After the end of an important relationship, I felt the urge to return to my hometown: Montella.
It’s a small village in southern Italy, seemingly suspended in time.
But when I came back, it felt unfamiliar.
The place that had raised me, once a safe and intimate refuge for over twenty years, now seemed distant, ambiguous, almost hostile.
Everything had shifted toward the margins: my gaze, my presence, the things I once recognized.
I could no longer find my place at the center. I started looking to the edges, the cracks, the grey zones.
My nightly walks turned into quiet explorations of the periphery of meaning, those uncertain spaces where identity falters and the lines between what I know and what I can no longer understand begin to blur.

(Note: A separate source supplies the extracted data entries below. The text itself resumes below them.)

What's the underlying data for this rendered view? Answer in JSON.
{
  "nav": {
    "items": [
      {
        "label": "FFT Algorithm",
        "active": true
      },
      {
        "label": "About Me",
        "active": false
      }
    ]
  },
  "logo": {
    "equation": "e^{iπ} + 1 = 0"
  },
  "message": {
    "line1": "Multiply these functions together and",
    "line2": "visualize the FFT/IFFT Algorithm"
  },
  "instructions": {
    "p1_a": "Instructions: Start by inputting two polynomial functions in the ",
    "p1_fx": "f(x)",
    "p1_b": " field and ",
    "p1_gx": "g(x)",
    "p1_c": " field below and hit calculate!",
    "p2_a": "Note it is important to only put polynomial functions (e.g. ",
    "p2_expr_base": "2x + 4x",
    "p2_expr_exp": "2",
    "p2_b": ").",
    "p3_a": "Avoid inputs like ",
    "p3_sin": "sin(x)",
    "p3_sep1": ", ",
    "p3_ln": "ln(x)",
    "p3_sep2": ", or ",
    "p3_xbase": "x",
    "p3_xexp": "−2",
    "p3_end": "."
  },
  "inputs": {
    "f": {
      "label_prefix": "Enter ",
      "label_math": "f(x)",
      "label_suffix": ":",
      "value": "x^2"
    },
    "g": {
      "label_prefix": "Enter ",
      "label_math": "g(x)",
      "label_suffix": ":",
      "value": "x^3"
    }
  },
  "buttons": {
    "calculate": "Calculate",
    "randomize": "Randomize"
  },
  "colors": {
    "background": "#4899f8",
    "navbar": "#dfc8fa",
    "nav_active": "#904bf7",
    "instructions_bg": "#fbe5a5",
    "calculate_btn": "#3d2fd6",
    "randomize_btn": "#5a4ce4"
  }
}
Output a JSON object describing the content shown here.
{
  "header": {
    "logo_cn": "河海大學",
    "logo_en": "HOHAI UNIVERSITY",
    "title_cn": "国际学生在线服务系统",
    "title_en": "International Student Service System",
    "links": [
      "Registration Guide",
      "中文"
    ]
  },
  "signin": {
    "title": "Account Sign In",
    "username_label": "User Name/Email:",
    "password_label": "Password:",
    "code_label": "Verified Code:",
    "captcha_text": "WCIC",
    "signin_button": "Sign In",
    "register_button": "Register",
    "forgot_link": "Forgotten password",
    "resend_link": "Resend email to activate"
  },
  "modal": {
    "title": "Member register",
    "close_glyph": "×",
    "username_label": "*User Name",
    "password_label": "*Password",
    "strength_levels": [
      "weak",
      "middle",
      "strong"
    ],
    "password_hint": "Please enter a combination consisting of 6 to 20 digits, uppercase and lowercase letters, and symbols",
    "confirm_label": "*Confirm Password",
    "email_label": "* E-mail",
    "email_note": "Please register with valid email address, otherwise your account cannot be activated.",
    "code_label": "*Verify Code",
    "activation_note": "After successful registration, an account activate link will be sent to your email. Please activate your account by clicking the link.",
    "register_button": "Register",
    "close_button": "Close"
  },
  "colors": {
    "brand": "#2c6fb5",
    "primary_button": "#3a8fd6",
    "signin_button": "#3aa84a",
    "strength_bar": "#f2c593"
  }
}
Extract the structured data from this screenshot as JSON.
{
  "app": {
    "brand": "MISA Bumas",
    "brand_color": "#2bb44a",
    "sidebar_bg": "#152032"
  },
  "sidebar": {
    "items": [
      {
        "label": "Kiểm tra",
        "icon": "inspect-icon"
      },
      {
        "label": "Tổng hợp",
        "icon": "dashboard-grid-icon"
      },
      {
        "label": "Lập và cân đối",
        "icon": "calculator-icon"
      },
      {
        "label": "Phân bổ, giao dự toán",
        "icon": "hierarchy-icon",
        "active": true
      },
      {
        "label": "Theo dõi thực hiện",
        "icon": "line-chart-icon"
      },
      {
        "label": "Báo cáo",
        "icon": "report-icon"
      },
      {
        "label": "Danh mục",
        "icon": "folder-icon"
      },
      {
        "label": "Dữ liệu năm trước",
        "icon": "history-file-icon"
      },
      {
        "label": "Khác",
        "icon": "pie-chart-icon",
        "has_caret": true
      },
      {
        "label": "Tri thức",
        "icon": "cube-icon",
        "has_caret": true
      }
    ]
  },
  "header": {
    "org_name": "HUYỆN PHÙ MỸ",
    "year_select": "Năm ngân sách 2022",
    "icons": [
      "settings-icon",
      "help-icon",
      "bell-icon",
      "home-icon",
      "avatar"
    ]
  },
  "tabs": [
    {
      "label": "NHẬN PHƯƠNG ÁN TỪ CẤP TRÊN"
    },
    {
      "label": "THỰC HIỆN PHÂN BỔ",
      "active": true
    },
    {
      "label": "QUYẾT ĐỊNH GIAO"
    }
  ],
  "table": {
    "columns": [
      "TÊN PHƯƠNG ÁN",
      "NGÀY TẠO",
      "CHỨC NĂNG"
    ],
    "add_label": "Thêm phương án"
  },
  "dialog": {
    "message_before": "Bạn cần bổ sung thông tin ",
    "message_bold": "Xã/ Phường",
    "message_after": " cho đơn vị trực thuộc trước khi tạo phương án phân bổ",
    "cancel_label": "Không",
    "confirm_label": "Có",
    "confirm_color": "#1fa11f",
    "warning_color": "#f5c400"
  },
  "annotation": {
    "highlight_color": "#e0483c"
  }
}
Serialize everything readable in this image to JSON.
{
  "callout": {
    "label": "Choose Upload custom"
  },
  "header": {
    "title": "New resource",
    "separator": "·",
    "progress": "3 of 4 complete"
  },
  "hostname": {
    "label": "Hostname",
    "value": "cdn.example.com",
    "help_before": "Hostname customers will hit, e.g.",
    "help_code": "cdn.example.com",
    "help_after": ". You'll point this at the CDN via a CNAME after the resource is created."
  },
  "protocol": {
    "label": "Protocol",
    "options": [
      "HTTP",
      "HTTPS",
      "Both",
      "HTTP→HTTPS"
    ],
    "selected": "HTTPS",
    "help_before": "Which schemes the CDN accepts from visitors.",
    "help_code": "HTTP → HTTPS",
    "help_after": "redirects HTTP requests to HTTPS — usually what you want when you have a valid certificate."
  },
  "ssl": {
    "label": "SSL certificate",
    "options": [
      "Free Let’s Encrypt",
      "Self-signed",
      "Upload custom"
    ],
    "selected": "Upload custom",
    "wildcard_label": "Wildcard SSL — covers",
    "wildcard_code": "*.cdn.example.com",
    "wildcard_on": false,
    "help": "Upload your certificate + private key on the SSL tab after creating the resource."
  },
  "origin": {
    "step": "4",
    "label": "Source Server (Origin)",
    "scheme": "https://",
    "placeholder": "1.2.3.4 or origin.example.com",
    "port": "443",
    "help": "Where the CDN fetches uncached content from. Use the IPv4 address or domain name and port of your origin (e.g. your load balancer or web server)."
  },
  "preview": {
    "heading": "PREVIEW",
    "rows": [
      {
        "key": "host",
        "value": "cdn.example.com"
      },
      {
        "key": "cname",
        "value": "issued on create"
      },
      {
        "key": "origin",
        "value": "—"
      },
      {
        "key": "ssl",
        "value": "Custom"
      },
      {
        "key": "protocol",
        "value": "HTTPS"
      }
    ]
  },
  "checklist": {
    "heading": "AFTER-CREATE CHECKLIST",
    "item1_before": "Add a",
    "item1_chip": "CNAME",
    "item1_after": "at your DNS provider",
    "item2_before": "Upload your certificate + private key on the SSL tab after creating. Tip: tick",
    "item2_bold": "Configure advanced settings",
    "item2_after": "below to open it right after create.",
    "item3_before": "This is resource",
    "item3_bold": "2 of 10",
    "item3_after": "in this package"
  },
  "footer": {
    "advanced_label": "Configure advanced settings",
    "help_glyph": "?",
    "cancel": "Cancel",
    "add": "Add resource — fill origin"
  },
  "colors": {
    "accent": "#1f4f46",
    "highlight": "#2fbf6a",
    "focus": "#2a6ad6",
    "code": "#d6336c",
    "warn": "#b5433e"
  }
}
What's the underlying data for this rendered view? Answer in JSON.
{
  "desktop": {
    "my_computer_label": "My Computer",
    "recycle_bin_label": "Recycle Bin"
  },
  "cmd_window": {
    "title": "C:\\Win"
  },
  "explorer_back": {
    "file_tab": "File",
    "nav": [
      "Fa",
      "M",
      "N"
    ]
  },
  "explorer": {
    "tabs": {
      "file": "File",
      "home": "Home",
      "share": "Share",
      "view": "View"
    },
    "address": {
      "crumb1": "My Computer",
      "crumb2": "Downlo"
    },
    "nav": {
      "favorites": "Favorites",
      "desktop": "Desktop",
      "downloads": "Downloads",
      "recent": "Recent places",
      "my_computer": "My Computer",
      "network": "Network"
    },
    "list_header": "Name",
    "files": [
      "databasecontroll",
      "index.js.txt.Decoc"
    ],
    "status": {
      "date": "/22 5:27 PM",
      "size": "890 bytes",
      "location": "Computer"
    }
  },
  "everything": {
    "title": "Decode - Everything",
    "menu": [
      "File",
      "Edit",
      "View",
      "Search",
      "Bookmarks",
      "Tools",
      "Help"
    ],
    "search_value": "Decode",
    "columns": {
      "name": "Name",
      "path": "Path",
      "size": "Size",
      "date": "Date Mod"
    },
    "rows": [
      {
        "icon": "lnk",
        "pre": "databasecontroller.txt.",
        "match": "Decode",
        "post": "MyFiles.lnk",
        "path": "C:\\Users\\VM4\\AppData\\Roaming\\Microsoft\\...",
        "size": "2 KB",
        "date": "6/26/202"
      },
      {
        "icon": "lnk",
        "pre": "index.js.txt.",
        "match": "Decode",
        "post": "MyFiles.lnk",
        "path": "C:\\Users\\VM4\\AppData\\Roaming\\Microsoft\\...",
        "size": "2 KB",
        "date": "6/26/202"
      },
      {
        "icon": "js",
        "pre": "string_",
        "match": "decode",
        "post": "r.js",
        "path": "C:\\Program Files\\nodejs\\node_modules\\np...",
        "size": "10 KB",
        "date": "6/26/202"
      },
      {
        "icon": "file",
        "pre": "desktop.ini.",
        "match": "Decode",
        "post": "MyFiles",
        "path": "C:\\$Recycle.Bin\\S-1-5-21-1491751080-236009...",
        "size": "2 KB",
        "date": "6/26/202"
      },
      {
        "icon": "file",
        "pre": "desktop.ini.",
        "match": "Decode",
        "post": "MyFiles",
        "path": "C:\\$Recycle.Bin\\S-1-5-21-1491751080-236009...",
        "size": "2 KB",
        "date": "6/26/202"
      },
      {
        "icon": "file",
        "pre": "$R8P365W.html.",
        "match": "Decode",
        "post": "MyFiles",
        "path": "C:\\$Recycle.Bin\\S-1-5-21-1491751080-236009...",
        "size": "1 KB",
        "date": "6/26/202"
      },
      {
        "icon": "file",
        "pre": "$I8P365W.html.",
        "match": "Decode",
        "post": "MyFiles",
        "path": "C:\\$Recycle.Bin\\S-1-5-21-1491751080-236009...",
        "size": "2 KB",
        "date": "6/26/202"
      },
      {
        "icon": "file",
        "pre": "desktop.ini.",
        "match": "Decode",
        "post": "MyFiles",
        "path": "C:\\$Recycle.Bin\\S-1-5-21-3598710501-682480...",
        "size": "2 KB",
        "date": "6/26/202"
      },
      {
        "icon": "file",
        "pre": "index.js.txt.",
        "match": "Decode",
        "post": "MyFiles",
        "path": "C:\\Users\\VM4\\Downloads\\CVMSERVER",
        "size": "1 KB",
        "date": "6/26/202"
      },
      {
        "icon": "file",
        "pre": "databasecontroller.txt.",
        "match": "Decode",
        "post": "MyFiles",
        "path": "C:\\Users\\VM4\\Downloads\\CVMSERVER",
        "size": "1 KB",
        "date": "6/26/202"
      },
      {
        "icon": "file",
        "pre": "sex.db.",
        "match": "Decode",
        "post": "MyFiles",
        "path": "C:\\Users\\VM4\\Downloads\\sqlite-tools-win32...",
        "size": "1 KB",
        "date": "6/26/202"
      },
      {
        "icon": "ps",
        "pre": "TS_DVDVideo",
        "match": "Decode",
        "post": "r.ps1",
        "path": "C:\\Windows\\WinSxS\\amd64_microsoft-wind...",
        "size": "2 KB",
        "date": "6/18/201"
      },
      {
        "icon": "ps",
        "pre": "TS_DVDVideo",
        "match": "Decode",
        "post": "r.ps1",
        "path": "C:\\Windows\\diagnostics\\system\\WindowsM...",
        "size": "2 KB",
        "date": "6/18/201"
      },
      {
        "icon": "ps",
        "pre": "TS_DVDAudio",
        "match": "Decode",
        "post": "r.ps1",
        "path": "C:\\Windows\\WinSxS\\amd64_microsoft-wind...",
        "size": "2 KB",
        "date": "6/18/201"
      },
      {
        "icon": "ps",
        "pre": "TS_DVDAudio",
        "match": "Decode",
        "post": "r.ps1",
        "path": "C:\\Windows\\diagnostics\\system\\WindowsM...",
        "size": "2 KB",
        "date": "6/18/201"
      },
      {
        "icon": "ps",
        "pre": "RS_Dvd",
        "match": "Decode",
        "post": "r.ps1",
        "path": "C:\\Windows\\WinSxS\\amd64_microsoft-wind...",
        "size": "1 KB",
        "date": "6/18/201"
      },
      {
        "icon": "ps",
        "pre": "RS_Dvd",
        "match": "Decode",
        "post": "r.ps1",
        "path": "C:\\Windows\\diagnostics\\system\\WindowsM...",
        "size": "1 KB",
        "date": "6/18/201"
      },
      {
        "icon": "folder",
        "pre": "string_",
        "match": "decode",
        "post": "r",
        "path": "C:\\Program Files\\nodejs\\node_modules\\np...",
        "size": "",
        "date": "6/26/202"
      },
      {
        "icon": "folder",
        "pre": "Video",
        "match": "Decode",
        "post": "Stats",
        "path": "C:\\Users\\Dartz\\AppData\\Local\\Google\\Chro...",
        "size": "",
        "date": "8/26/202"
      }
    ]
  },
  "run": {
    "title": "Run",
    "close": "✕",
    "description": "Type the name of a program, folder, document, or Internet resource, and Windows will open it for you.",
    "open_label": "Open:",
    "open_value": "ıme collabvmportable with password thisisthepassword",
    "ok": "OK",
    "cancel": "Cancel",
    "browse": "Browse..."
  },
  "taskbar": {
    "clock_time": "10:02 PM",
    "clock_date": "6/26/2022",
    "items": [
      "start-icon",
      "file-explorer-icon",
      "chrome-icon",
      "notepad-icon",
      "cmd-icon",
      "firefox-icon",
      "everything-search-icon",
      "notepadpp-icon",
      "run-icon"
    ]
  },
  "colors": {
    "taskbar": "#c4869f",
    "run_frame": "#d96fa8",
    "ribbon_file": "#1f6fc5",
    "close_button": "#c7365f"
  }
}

I walked for hours, always at night, moving through everyday spaces transformed by solitude and darkness. Courtyards, empty streets, silent homes, fragments of landscape that felt like pieces of a distorted memory.
I photographed with a small flash, as if asking the place a question. Each image was an attempt to hold onto a trace, a clue, something that might restore a sense of meaning.
Even on film, the town appeared foreign, broken, obscure, fragile.
Nothing felt stable. Each frame was a fracture, a threshold.
Through this act of photographing, a form of resistance and listening, I began to confront questions that remain unresolved.
Who has really changed? Is it the place, or is it me?
And what remains, when the center is lost?